Quali i punti salienti dei programmi di Trump e della Clinton?

Trump vuole ridurre l'imposta sulle società dall'attuale 35 al 15 per cento. La sua ricetta è basata sulla teoria dello «sgocciolamento», per la quale una minor tassazione dei redditi più elevati si traduce in una crescita economica che, per l'appunto, sgocciola fino alle classi più povere. In realtà questo non succede, poiché più che investire in attività produttive i ricchi speculano in Borsa, senza che si abbiano grandi ricadute sul benessere generale. Con la Clinton ci sarebbe più equità fiscale e quindi maggiori vantaggi per le classi medio-basse. Sul fronte economico è probabile un impulso al Trattato transatlantico con l'Europa, anche se ben pochi sarebbero i vantaggi per l'Unione, in quanto abbiamo maggiori tutele sul lavoro, sull'ambiente e sulla sicurezza alimentare.

E sulla politica estera?

La politica estera di Trump è una vera incognita, forse crescerebbe la tendenza isolazionista. Con la Clinton, per contro, potrebbero peggiorare i rapporti con la Russia, mentre è proprio con Mosca che bisognerebbe allearsi per battere l'Isis.

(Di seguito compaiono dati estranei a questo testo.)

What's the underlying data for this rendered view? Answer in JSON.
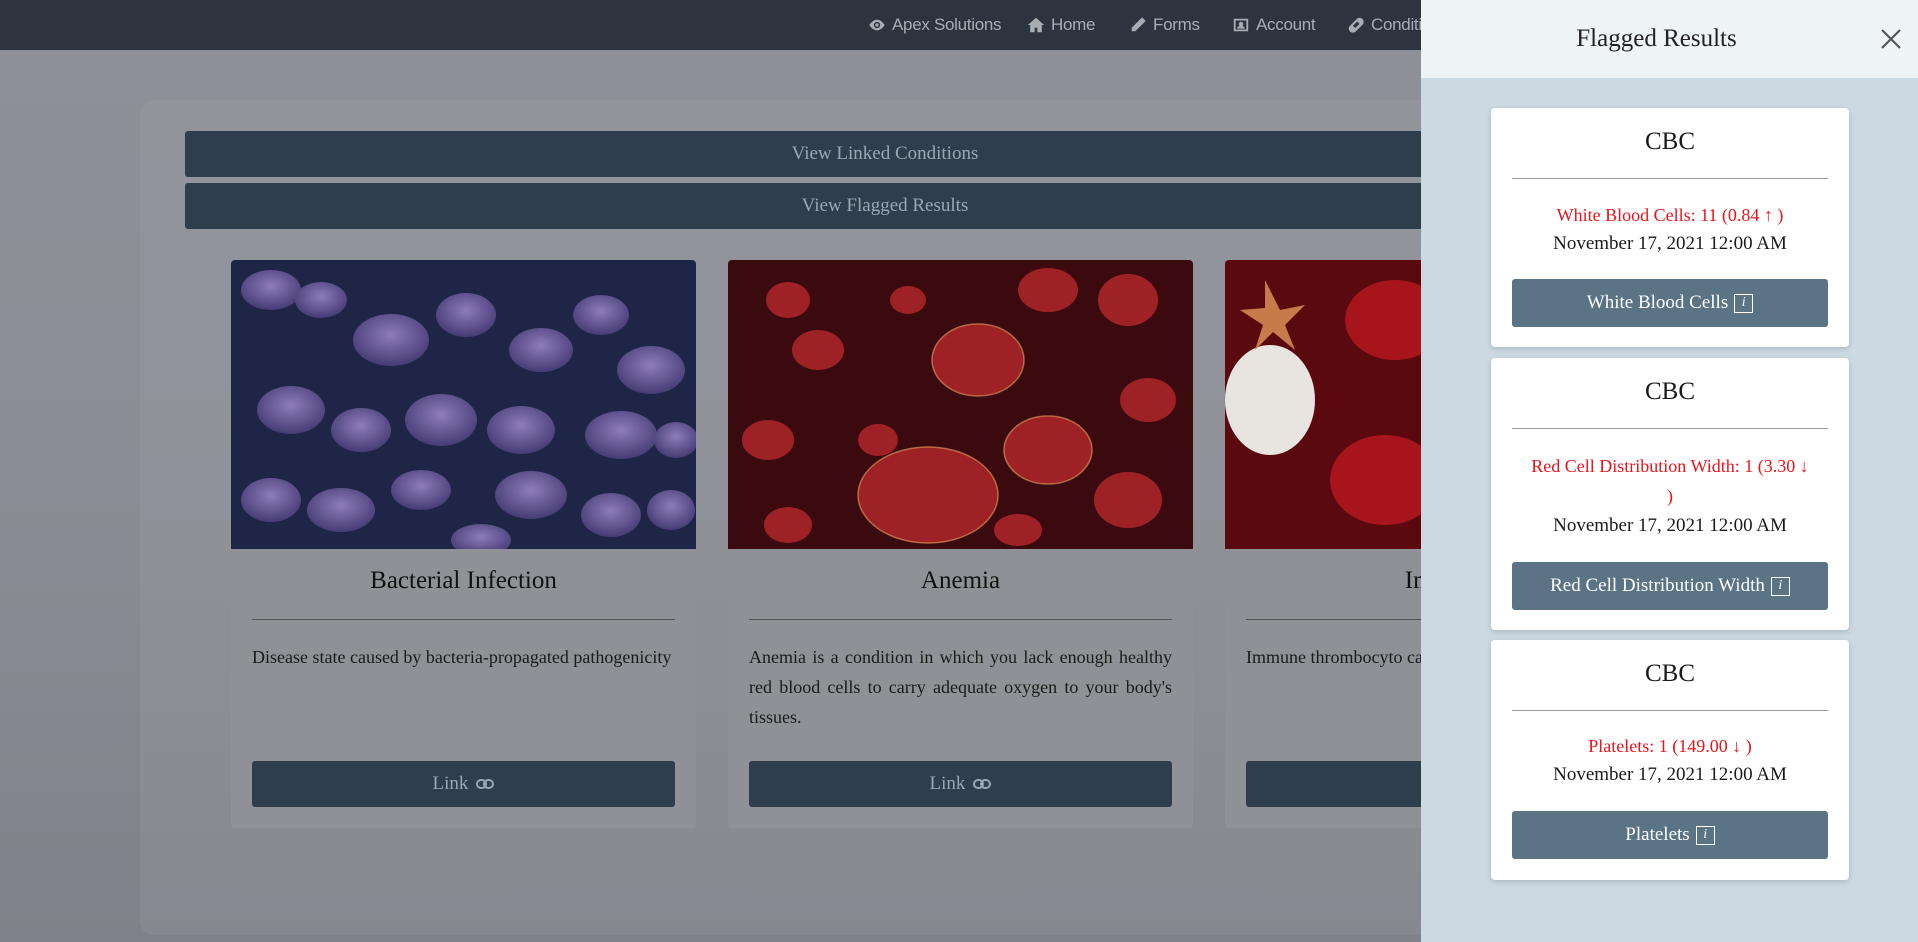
{
  "navbar": {
    "items": [
      {
        "label": "Apex Solutions",
        "icon": "eye-icon"
      },
      {
        "label": "Home",
        "icon": "home-icon"
      },
      {
        "label": "Forms",
        "icon": "pencil-icon"
      },
      {
        "label": "Account",
        "icon": "user-badge-icon"
      },
      {
        "label": "Conditi",
        "icon": "pill-icon"
      }
    ]
  },
  "main": {
    "view_linked_conditions": "View Linked Conditions",
    "view_flagged_results": "View Flagged Results",
    "cards": [
      {
        "title": "Bacterial Infection",
        "description": "Disease state caused by bacteria-propagated pathogenicity",
        "link_label": "Link"
      },
      {
        "title": "Anemia",
        "description": "Anemia is a condition in which you lack enough healthy red blood cells to carry adequate oxygen to your body's tissues.",
        "link_label": "Link"
      },
      {
        "title": "Immune T",
        "description": "Immune thrombocyto can lead to easy or exc",
        "link_label": ""
      }
    ]
  },
  "flyout": {
    "title": "Flagged Results",
    "results": [
      {
        "panel": "CBC",
        "value_line_1": "White Blood Cells: 11 (0.84 ↑ )",
        "value_line_2": "",
        "date": "November 17, 2021 12:00 AM",
        "button_label": "White Blood Cells"
      },
      {
        "panel": "CBC",
        "value_line_1": "Red Cell Distribution Width: 1 (3.30 ↓",
        "value_line_2": ")",
        "date": "November 17, 2021 12:00 AM",
        "button_label": "Red Cell Distribution Width"
      },
      {
        "panel": "CBC",
        "value_line_1": "Platelets: 1 (149.00 ↓ )",
        "value_line_2": "",
        "date": "November 17, 2021 12:00 AM",
        "button_label": "Platelets"
      }
    ]
  },
  "colors": {
    "navbar_bg": "#2c3440",
    "button_dark": "#2f3e4d",
    "flyout_bg": "#ccd9e2",
    "flagged_red": "#e8141b",
    "info_button": "#5a7385"
  }
}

Se la sente di fare un pronostico?

Trump può vincere solo se la Clinton inciampasse in qualche nuovo scandalo o nuova rivelazione, anche se neppure il magnate è immune da questo genere di problemi. Anche una recrudescenza del terrorismo potrebbe favorirlo. In condizioni di normalità la vittoria non dovrebbe quindi sfuggire alla Clinton. Va peraltro ricordato che insieme alle presidenziali ci sono le elezioni legislative, per il rinnovo di parte del Congresso. Oggi i repubblicani dispongono di 246 deputati alla Camera contro 186 democratici; mentre al Senato, oltre a due senatori indipendenti, il vantaggio repubblicano è di 54 a 44. Anche queste elezioni sono importanti, poiché per il Presidente americano è decisivo disporre di una maggioranza favorevole.

Quale, infine, l'eredita del presidente Barack Obama?

Obama è stato paralizzato da un Congresso ostile. Anche così, però, è riuscito a fare la riforma sanitaria, a rilanciare l'economia e ad aprire all'Iran e a Cuba. Tutto sommato, una buona presidenza.